Relations algéro-françaises: Tebboune reçoit Rufo et Romatet

Le président de la République, Abdelmadjid Tebboune, a reçu, hier samedi à Alger, la ministre française déléguée aux Armées et Anciens combattants, Alice Rufo, accompagnée de Stéphane Romatet, ambassadeur de France en Algérie, récemment revenu à son poste après près de deux ans de crise diplomatique.
L’audience s’est tenue au siège de la Présidence en présence de plusieurs hauts responsables dont Brahim Merad, ministre d’État chargé de l’Inspection des services de l’État et des collectivités locales, Ahmed Attaf, ministre des Affaires étrangères, de la Communauté nationale à l’étranger et des Affaires africaines.
La veille, Alice Rufo avait participé à la cérémonie de commémoration du 81e anniversaire des massacres du 8 mai 1945 à Sétif. Aux côtés de l’ambassadeur Romatet, elle a déposé une gerbe de fleurs devant la stèle commémorative. La ministre française a déclaré : « Il faut faire preuve de courage pour regarder l’histoire en face telle qu’elle s’est réellement déroulée, dans le respect de la Mémoire de l’Algérie. »

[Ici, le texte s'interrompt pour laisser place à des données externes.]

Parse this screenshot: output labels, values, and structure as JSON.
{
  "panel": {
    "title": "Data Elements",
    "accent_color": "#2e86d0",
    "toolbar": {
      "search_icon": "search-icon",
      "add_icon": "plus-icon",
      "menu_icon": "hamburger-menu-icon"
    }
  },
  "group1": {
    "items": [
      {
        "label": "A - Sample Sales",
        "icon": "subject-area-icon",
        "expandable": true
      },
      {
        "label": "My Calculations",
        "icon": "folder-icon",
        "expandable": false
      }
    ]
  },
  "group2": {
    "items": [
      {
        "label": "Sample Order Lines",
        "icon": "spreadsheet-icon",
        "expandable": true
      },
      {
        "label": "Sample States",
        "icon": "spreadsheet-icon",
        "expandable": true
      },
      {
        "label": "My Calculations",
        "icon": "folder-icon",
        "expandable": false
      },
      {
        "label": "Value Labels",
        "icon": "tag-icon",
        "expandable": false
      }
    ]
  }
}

Le retour de l’ambassadeur Romatet, rappelé à Paris en avril 2025, marque une étape importante dans le réchauffement des relations entre Paris et Alger. Dans un communiqué, l’Élysée a souligné que cette décision « témoigne de la volonté du président de la République de traiter des relations entre la France et l’Algérie avec honnêteté, dans le respect de toutes les mémoires qui y sont liées ».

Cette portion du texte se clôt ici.